The differences are as follows:
RAR: is a patented file format used for data compression and archiving packaging.
TAR: A compression and packaging tool on Unix and Unix-like systems that can merge multiple files into one file, and the packaged file suffix is ??also "tar".
tar is uncompressed and is more efficient than compression. The algorithm of gz is the most primitive, so it is lower, followed by zip, then rar, and 7z. The two main algorithms are basically slightly better than rar, and are basically the same.
In Linux, tar is generally used in conjunction with other compression algorithm files without file management. Tar is used to package the entire file directory structure into a file, and then compressed once using compression algorithms such as gz and bzip. It is also a common method of compressing archives in Linux.
zip is relatively old and has well-known format specifications, so it has accumulated various compression and decompression implementations and has good compatibility. However, the existing file formats are relatively backward, and the file names may be garbled. problem (because the filename is in a non-Unicode encoding).
RAR file characteristics:
RAR usually has a higher compression ratio than ZIP, but the compression/decompression speed is slower.

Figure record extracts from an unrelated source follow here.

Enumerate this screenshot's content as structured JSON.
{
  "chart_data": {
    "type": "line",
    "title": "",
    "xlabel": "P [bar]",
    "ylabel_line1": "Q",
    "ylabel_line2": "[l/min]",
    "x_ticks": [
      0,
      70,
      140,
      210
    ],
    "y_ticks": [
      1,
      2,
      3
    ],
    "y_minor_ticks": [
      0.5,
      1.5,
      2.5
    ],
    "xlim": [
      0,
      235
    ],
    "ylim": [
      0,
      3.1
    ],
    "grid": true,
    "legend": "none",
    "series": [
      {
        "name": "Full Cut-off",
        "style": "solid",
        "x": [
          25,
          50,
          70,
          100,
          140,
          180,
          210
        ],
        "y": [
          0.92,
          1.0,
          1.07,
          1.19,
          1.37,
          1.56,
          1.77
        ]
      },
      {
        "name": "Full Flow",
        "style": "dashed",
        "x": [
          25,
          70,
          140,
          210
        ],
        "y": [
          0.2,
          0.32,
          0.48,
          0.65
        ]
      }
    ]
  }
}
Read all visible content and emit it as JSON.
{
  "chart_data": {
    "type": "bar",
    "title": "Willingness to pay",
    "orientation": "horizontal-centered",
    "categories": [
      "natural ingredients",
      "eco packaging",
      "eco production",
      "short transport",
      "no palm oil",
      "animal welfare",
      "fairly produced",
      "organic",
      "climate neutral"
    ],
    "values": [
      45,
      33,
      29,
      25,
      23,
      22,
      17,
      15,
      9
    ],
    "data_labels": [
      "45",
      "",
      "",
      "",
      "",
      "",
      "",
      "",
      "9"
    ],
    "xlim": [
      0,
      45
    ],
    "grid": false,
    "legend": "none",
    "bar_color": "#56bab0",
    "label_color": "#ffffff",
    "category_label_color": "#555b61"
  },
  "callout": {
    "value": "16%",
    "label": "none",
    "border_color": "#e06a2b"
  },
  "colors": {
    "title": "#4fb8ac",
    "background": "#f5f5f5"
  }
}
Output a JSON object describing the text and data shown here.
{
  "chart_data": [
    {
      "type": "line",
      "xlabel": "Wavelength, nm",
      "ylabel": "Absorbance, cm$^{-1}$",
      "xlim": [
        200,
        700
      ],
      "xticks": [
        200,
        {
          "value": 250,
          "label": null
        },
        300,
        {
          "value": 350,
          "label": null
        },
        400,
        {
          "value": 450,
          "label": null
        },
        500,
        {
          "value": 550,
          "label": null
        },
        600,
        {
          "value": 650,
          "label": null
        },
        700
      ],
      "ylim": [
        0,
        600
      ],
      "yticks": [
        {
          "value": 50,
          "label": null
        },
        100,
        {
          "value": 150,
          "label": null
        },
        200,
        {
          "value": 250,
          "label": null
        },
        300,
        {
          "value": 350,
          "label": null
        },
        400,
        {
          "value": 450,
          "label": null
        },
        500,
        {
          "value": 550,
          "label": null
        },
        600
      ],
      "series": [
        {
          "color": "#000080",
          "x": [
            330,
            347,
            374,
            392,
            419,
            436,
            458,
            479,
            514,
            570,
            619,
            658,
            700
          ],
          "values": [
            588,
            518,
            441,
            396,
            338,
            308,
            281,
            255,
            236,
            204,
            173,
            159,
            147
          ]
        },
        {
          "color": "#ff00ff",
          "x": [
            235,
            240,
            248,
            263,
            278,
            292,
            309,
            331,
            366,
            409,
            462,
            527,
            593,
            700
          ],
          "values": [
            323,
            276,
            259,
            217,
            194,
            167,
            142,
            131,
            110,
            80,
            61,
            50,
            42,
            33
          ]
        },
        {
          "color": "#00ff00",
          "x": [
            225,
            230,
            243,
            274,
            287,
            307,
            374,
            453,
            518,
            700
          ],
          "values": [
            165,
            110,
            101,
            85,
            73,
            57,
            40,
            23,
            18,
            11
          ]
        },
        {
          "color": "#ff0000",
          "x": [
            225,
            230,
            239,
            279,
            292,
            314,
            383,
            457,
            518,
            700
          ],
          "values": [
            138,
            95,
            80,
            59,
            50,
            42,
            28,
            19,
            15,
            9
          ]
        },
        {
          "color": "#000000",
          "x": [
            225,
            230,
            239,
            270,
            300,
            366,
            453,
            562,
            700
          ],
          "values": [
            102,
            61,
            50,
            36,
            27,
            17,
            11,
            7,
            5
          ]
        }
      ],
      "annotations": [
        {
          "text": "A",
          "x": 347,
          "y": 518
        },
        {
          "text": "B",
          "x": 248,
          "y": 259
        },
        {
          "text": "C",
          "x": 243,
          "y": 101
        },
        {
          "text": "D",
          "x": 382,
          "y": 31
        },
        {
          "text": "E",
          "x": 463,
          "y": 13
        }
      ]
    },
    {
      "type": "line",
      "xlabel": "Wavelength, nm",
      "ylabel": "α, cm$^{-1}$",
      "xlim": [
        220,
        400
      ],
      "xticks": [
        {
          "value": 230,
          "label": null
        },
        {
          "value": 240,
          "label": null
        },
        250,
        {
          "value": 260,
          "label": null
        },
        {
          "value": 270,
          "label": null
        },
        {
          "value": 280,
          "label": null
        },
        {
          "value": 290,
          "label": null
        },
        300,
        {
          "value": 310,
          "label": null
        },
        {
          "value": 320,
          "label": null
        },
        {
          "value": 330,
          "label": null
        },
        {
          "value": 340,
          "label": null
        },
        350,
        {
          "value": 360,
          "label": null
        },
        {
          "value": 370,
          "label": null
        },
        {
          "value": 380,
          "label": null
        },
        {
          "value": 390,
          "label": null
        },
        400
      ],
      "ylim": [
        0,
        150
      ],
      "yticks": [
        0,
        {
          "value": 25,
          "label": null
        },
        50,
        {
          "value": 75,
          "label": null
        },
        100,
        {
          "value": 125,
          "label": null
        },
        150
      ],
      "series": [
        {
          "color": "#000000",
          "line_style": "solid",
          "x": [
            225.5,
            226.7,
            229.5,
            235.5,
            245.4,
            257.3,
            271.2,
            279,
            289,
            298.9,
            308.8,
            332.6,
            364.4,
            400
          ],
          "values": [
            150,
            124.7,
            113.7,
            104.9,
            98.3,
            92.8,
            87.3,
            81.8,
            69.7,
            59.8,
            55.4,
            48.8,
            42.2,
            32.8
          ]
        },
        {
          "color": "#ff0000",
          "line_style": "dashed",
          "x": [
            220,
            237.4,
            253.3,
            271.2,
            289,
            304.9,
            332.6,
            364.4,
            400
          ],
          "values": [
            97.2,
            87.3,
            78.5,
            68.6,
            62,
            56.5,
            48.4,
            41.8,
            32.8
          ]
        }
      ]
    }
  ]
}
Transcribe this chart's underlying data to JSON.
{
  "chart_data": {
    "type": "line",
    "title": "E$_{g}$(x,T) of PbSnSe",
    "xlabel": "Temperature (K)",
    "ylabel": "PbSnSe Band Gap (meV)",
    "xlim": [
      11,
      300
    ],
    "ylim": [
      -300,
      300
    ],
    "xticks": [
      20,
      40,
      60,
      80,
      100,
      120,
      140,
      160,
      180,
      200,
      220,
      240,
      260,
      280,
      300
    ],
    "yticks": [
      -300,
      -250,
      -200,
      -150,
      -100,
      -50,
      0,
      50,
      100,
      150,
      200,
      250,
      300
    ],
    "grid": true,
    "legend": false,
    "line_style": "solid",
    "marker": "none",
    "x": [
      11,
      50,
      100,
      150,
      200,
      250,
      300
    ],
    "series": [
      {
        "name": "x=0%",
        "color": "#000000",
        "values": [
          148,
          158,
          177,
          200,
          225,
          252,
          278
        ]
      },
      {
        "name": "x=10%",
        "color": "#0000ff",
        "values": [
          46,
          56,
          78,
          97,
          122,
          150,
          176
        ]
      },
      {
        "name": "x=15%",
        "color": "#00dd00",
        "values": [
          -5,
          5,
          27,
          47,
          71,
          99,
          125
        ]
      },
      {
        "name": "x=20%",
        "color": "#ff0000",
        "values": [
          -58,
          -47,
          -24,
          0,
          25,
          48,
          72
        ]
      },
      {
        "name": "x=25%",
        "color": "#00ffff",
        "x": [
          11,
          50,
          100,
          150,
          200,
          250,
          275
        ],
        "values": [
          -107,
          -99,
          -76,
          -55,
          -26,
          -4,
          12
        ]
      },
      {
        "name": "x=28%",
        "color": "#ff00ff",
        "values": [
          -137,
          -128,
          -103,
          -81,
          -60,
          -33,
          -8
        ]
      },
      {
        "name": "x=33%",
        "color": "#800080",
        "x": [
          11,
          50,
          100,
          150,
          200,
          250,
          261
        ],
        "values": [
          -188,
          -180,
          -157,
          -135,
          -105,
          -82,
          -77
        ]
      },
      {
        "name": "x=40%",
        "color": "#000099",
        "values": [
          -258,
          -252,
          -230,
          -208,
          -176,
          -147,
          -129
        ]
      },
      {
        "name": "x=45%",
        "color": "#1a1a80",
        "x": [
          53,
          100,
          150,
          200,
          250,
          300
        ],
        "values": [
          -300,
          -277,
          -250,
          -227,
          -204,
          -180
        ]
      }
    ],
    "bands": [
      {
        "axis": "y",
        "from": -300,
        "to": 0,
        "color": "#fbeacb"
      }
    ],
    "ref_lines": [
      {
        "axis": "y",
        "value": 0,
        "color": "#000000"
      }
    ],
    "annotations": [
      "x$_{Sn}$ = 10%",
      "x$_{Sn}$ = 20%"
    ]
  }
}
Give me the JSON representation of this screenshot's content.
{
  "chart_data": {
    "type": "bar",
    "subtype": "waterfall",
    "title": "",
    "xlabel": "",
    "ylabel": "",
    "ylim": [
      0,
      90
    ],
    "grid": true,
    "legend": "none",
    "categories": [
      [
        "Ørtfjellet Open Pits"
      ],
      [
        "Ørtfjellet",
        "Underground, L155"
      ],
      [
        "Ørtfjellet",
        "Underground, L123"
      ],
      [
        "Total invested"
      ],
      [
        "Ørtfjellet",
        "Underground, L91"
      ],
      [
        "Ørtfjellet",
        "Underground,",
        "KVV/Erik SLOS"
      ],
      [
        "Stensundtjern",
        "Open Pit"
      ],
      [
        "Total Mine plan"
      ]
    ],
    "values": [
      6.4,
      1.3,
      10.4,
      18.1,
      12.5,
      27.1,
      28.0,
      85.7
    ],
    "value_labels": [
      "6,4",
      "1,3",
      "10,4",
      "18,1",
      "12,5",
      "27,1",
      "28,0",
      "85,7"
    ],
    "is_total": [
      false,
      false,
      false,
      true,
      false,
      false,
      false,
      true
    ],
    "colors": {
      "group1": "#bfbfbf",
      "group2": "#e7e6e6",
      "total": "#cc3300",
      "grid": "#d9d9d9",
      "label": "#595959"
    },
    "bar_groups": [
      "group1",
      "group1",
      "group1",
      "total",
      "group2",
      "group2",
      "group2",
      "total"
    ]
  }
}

Volume compression: Split into multiple files after compression.
Solid compression: treat the files to be compressed as the same file to increase the compression ratio, at the cost of decompressing the entire compressed package to access any file in the package.
Recovery record: Add redundant data for repair. When the compressed package itself is damaged but there are enough recovery records, the damaged compressed package can be restored.
Encryption: RAR 2.0 uses AES-128-cbc, (rar5.0 and later are AES-256CBC). The encryption algorithm of RAR was previously private. So far, none of them have been directly broken (at least not publicly), and there is only brute force cracking when there is no password.